Residential and commercial property owners in Pittsfield, Massachusetts will see their taxes increase come next year.
The city council approved a rate shift that, compared to 2013, puts more burden on residential property owners in order to raise the $70.3 million needed in taxes to support the 2014 fiscal budget approved in June. The average resident will see his or her annual bill increase by $83 while the average business owner’s contribution to the city will jump $289. The council’s 8 to 3 vote increases the residential rate by 2.8 percent and the commercial rate by 1.65 percent. Dan Colello voiced his displeasure with the decision to increase the burden on the city’s residents.
“There’s no debate going on, on how to find and cut costs,” Colello said. “If you justify to me that you tried everything you could and you reduced all your spending the best you could and you still got to raise my taxes, I can accept that as an adult.”

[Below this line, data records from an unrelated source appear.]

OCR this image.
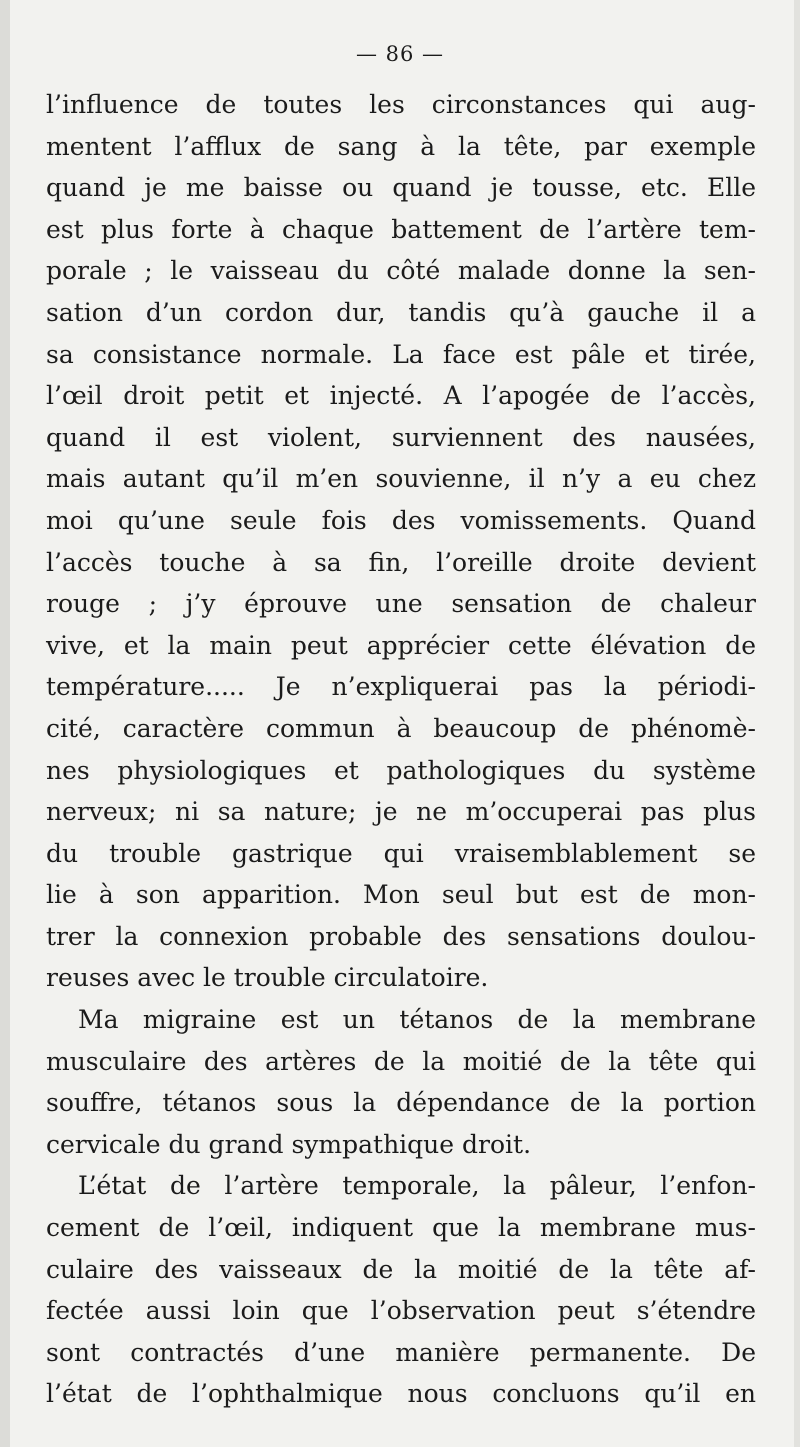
— 86 —
l’influence de toutes les circonstances qui aug-
mentent l’afflux de sang à la tête, par exemple
quand je me baisse ou quand je tousse, etc. Elle
est plus forte à chaque battement de l’artère tem-
porale ; le vaisseau du côté malade donne la sen-
sation d’un cordon dur, tandis qu’à gauche il a
sa consistance normale. La face est pâle et tirée,
l’œil droit petit et injecté. A l’apogée de l’accès,
quand il est violent, surviennent des nausées,
mais autant qu’il m’en souvienne, il n’y a eu chez
moi qu’une seule fois des vomissements. Quand
l’accès touche à sa fin, l’oreille droite devient
rouge ; j’y éprouve une sensation de chaleur
vive, et la main peut apprécier cette élévation de
température..... Je n’expliquerai pas la périodi-
cité, caractère commun à beaucoup de phénomè-
nes physiologiques et pathologiques du système
nerveux; ni sa nature; je ne m’occuperai pas plus
du trouble gastrique qui vraisemblablement se
lie à son apparition. Mon seul but est de mon-
trer la connexion probable des sensations doulou-
reuses avec le trouble circulatoire.
Ma migraine est un tétanos de la membrane
musculaire des artères de la moitié de la tête qui
souffre, tétanos sous la dépendance de la portion
cervicale du grand sympathique droit.
L’état de l’artère temporale, la pâleur, l’enfon-
cement de l’œil, indiquent que la membrane mus-
culaire des vaisseaux de la moitié de la tête af-
fectée aussi loin que l’observation peut s’étendre
sont contractés d’une manière permanente. De
l’état de l’ophthalmique nous concluons qu’il en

Overall, the city’s levy from taxpayers increased 2.59 percent from fiscal 2013, an amount equally $1.78 million. To raise that money, Mayor Dan Bianchi proposed a lesser burden on the residents than what was approved, with a shift of 1.682 towards the commercial side. Instead, the council approved an amendment by a 6-5 vote from Councilor Barry Clairmont of a shift of 1.672. Jeffrey Cook serves on the board of directors for the Berkshire Chamber of Commerce. He says the city needs to make itself more conducive for businesses to come and stay in Pittsfield, a city that currently has the eighth highest commercial tax rate in the state.
“I see some progress but I’ve really been trying to get the city council to understand that right now we have national companies that have choices and they make their choices out of Berkshire County because energy cost twice what it costs in the Southeast and we have these tax burdens that they just simply can’t understand,” said Cook.
Mayor Bianchi adds the city’s assessed value of commercial properties is among the lowest in the state, which keeps business owners’ taxes down compared to the rest of the commonwealth. Council Kevin Morandi voted against the approved rate split. He agrees the city needs to attract more businesses, but keep its residents in mind.
"I have to do what I feel is best for the city and to keep our residents in their homes,” Morandi said. “Tonight, there was some talk about we are making a shift and it’s only going to be a little more on the residential property owners. However, it’s just not about tonight. It’s about the water and sewer rates going up. It’s about the cost of living going up. We have an elderly population in Pittsfield and those seniors have such a hard time to try to make ends meet.”
Councilor John Krol voted in favor of the approved rate after his proposal of an even more drastic shift toward the residential side was shot down. He says Pittsfield has to be more business-friendly because city residents need to have jobs in order to pay their taxes. Residential owners contribute 64 percent of the tax levy raised, which has remained about the same for the past five years. Many of the councilors also admitted they need to do a better job of looking at how the city can cut costs and be more efficient when combing over the budget in June. Meanwhile, Councilor Clairmont filed a petition to have the Finance Committee hire an accountant to conduct an annual audit of the city’s books. The council referred the petition to the Subcommittee on Ordinances and Rules.